Betriebskosten: Schuldanerkenntnis durch Ausgleich oder Zahlung?

Autor: RiKG Dr. Oliver Elzer, Berlin
Aus: Miet-Rechtsberater, Heft 03/2011
Weder die vorbehaltlose Zahlung einer Betriebskostennachforderung noch die vorbehaltslose Erstattung eines sich aus der Betriebskostenabrechnung ergebenden Guthabens erlauben für sich genommen die Annahme eines deklaratorischen Schuldanerkenntnisses, das einer späteren Nach- oder Rückforderung während des Laufs der ausschlussbewehrten Abrechnungs- und Einwendungsfristen entgegensteht.

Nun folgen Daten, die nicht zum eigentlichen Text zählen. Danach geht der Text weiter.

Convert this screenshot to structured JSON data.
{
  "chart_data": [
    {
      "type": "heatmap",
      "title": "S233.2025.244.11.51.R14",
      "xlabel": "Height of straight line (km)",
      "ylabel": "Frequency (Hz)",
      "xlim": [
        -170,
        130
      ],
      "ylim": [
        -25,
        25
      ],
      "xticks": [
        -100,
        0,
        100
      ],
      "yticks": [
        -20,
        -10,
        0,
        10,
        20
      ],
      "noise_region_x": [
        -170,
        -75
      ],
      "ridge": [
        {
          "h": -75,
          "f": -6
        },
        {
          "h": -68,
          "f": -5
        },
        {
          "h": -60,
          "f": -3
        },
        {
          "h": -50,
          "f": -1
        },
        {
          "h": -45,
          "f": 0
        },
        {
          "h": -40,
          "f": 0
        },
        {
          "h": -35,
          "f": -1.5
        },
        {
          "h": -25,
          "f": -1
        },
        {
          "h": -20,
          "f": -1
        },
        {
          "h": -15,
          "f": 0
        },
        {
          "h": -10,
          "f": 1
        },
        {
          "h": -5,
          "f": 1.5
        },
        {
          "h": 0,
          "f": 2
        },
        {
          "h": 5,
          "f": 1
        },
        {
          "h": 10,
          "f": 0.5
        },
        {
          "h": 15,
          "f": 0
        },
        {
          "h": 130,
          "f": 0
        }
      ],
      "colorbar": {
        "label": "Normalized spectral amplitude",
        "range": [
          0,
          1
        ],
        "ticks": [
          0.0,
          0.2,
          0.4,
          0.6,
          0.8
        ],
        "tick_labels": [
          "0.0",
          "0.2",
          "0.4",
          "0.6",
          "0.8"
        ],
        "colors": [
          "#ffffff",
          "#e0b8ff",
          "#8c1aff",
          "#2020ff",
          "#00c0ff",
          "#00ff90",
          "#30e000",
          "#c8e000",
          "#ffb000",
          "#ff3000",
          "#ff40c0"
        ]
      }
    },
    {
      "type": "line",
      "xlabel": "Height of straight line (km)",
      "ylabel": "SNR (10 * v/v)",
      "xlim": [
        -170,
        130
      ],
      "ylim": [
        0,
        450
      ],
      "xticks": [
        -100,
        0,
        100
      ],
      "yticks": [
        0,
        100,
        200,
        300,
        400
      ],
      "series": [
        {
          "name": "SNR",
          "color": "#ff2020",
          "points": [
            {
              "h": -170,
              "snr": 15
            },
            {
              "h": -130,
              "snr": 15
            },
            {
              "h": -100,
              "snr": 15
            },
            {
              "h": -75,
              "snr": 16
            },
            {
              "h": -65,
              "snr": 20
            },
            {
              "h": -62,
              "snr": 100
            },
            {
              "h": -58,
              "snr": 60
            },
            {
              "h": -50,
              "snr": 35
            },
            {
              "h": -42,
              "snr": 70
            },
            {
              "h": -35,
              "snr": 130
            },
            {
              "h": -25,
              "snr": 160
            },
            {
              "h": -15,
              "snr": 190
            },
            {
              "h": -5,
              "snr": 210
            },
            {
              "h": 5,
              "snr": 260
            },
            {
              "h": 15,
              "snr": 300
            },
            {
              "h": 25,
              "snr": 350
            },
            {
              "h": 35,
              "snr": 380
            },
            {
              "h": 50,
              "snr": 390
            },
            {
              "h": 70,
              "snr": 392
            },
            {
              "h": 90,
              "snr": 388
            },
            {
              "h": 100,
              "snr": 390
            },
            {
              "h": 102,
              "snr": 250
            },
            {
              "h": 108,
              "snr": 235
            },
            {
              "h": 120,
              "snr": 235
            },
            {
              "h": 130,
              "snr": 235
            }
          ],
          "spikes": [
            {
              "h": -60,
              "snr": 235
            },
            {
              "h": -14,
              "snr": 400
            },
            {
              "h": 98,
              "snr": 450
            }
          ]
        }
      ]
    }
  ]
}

BGH, Urt. v. 12.1.2011 - VIII ZR 296/09

Vorinstanz: LG Bielefeld - 22 S 46/09

BGB § 566 Abs. 3 S. 2, 3, 5, 6

Das Problem:

Ein Vermieter rechnet am 6.7.2007 die Betriebskosten für 2006 ab. Er errechnet ein Guthaben von 185,96 €, das er dem Mieter überweist. Danach stellt der Vermieter fest, dass die Heizkosten falsch berechnet sind. Mit Schreiben vom 11.12.2007 übersendet er vor diesem Hintergrund eine korrigierte Abrechnung. Das zunächst errechnete Guthaben des Mieters verringert sich dadurch. Den zu viel an den Mieter ausbezahlten Betrag von 138,08 € zieht der Vermieter per Lastschrift ein. Der Mieter klagt auf Rückzahlung. Er hält eine Korrektur der Abrechnung nach Auskehrung des Guthabens nicht mehr für zulässig. AG Gütersloh und LG Bielefeld weisen die Klage ab. Hiergegen richtet sich die zugelassene Revision.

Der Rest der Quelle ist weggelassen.